Last Updated on September 20, 2021
An Iowa teacher bragged about ways she has been circumventing the state’s ban on critical race theory-themed curriculum. Governor Kim Reynolds, a Republican, signed a law, HF-802, that prohibits the teaching of critical race theory in schools this past June. Reynolds called the curriculum, which includes works from radical leftists such as Ibram X. Kendi, “indoctrination not education.”
One teacher recently bragged to her colleagues about ways she has been circumventing the ban, however. Petra Lange, who described herself as “a secondary educator at a predominantly white high school in a suburban district”, tells students the topics she isn’t allowed to teach then encourages questions on said topics, which includes CRT. “I literally put the law in front of them,” she said of HF-802 at an online forum billed as “UnBan Anti-Racism Education In Iowa.”
“One of (the questions) straight up was a sticky note that says ‘is the United States systemically racist?’ And I was like now that would be a fascinating conversation that now we can have because you’ve asked,” Lange gleefully stated. Lange went on to say that HF-802 is a symbol of “systemic oppression.”
Iowa teacher proudly explains how she is circumventing the Critical Race Theory ban.
Instead of teaching CRT, she reviews the CRT concepts that are called out in the law, and encourages her kids to ask questions about the concepts.
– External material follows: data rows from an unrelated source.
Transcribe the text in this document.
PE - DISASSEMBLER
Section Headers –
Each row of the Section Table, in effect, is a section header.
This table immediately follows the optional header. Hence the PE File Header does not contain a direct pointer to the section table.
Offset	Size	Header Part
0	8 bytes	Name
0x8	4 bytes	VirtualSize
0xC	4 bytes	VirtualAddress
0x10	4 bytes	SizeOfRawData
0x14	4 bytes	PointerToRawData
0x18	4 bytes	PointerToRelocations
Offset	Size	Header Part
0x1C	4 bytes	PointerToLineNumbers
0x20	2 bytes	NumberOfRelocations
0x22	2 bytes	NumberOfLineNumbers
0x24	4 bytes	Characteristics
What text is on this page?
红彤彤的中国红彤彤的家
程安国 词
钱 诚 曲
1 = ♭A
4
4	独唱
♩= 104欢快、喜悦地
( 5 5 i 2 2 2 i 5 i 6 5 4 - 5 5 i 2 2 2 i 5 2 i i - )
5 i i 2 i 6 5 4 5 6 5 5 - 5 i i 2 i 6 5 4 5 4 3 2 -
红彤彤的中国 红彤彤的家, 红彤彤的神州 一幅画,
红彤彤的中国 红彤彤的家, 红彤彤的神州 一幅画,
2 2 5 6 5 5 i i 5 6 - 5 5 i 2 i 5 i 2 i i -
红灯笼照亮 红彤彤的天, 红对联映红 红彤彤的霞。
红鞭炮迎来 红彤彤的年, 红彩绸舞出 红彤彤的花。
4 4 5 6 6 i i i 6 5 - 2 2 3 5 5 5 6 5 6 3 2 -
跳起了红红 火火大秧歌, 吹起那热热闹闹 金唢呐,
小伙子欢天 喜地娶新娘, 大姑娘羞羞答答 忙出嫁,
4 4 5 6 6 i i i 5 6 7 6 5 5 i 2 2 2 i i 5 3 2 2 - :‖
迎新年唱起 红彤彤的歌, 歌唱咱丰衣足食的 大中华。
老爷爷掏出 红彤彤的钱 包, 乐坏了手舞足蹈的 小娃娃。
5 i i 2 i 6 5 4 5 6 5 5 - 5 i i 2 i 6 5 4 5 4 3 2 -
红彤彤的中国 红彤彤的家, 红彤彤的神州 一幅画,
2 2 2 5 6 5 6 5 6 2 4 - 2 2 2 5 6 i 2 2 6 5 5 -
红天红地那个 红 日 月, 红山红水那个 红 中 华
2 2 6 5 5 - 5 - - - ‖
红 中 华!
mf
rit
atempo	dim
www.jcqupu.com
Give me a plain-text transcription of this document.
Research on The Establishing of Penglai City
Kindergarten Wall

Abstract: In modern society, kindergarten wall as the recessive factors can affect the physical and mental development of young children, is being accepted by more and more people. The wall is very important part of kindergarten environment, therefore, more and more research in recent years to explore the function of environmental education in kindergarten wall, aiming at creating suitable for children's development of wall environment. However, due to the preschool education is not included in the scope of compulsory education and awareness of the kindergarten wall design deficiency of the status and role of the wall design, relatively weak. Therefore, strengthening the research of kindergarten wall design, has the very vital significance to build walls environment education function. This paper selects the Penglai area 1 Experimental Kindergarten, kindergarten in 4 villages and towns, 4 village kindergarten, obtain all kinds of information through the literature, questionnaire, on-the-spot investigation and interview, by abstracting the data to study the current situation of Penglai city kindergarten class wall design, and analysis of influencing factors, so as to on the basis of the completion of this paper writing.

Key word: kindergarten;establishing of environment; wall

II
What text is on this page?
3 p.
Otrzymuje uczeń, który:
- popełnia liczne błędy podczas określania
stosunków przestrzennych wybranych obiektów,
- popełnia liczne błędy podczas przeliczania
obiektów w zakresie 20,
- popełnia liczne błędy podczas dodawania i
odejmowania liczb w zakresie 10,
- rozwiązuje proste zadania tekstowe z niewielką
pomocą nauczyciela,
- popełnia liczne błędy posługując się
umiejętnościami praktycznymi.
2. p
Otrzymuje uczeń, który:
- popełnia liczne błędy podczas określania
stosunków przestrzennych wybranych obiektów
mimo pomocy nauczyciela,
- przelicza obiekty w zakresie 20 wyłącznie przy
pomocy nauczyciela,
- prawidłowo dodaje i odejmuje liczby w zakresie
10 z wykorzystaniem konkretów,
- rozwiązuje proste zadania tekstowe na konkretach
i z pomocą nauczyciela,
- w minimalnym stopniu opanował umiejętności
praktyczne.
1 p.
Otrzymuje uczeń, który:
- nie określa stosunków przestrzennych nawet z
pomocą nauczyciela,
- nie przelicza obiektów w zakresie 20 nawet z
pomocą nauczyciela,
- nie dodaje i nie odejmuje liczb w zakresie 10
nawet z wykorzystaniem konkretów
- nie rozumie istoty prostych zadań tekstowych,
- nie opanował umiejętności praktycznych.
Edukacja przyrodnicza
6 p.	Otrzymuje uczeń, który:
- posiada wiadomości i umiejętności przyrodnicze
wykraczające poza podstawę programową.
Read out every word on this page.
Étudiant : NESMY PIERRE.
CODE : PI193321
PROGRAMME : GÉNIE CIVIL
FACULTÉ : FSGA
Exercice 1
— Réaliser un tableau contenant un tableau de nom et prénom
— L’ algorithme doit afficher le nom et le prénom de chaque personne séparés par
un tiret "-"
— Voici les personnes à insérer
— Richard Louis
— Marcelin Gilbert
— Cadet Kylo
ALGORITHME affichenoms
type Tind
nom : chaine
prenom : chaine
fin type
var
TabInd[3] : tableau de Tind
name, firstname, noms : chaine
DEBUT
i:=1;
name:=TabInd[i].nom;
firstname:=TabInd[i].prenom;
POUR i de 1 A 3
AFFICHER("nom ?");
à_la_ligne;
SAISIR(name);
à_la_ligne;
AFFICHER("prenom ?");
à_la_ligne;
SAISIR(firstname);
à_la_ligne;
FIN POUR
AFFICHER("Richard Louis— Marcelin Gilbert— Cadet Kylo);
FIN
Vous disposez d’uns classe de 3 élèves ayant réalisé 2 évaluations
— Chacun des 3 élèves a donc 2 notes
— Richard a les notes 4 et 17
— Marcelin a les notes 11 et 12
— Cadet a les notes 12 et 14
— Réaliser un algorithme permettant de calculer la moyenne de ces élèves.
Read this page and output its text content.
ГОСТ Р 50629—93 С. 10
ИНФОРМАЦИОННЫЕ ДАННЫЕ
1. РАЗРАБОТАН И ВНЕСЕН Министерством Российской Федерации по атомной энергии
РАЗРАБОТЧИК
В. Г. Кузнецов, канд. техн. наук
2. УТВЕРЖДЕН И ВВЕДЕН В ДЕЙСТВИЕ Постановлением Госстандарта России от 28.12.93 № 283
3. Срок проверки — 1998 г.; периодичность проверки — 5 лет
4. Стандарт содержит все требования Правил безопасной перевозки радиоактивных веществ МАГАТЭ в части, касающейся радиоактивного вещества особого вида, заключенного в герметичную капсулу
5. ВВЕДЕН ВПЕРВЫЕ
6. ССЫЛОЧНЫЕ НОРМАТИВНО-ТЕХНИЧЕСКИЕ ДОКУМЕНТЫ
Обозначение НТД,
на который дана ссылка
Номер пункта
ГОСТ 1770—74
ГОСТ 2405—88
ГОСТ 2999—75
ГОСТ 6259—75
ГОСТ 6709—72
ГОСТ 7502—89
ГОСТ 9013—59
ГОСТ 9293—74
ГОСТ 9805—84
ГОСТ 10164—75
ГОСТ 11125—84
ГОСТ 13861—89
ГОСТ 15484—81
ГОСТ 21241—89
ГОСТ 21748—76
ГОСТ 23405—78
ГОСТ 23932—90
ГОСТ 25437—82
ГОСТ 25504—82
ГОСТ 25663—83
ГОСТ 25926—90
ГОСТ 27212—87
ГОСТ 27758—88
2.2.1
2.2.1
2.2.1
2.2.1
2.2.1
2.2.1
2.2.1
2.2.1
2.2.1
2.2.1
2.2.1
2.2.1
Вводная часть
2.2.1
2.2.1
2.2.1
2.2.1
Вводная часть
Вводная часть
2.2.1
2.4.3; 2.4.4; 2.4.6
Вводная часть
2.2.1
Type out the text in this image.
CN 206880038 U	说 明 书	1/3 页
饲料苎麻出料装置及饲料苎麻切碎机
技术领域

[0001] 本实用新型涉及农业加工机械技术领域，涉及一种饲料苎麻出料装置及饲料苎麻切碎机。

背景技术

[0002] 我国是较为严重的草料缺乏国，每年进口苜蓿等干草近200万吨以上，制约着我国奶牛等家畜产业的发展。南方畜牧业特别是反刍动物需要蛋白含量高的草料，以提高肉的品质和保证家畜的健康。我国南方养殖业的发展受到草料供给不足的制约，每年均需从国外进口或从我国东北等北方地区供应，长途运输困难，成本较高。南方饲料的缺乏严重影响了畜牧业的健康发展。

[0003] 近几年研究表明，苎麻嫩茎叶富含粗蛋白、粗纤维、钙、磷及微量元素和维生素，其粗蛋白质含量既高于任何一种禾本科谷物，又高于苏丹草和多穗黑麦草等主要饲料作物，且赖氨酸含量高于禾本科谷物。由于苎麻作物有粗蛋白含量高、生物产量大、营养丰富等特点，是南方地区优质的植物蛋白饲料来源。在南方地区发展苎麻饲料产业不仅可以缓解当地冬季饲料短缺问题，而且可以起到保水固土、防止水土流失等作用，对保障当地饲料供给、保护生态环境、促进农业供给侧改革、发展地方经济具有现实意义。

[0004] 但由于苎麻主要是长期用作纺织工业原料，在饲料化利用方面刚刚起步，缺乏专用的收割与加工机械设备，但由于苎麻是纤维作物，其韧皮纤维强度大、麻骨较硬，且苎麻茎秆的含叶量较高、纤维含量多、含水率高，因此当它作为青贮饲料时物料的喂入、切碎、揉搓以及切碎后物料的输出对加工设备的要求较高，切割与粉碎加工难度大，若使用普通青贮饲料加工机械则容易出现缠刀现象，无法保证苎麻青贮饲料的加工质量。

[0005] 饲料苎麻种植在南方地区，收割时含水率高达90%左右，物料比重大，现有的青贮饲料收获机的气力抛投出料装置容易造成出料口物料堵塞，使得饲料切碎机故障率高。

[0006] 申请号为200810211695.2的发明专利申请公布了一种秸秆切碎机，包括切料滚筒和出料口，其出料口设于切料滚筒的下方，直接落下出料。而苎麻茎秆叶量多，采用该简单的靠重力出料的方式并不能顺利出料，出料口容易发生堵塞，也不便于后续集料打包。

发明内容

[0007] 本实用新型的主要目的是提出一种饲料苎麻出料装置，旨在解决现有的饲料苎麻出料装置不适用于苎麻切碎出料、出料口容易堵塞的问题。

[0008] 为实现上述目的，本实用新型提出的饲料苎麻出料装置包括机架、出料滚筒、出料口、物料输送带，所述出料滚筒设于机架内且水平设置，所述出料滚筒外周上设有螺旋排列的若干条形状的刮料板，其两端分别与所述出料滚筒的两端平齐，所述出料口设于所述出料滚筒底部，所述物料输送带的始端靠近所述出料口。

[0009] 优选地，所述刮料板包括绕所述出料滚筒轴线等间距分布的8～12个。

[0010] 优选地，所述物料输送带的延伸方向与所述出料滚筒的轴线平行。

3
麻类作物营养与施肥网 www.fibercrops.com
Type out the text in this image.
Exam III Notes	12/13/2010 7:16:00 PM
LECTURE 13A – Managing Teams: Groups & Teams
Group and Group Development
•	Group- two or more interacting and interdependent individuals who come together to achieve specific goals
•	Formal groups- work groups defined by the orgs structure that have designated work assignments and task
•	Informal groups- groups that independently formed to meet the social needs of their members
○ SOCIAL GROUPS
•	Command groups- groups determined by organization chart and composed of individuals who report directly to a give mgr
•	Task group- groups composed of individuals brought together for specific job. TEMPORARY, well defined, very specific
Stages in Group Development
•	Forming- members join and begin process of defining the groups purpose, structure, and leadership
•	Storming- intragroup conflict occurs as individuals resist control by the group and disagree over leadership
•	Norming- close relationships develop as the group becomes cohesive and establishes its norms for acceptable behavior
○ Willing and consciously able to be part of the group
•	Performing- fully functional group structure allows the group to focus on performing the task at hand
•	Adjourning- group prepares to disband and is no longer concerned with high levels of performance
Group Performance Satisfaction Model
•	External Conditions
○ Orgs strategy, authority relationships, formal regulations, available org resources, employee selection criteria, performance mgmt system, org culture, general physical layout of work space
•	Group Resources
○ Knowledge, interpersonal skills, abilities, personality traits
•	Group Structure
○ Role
This is her CRT ban workaround. pic.twitter.com/U7fzmJqDw2
— Mythinformed (@MythinformedMKE) September 18, 2021
HF-802 bans teachings that an individual is inherently racist, sexist, or oppressive, whether consciously or unconsciously, and that an individual should be discriminated against or receive adverse treatment solely or partly because of an individual’s race or sex. It also bans curriculum that teaches how either the United States or the state of Iowa are fundamentally racist. Iowa is one of a handful of states that have banned critical race theory-themed curriculum while the debate still rages in others.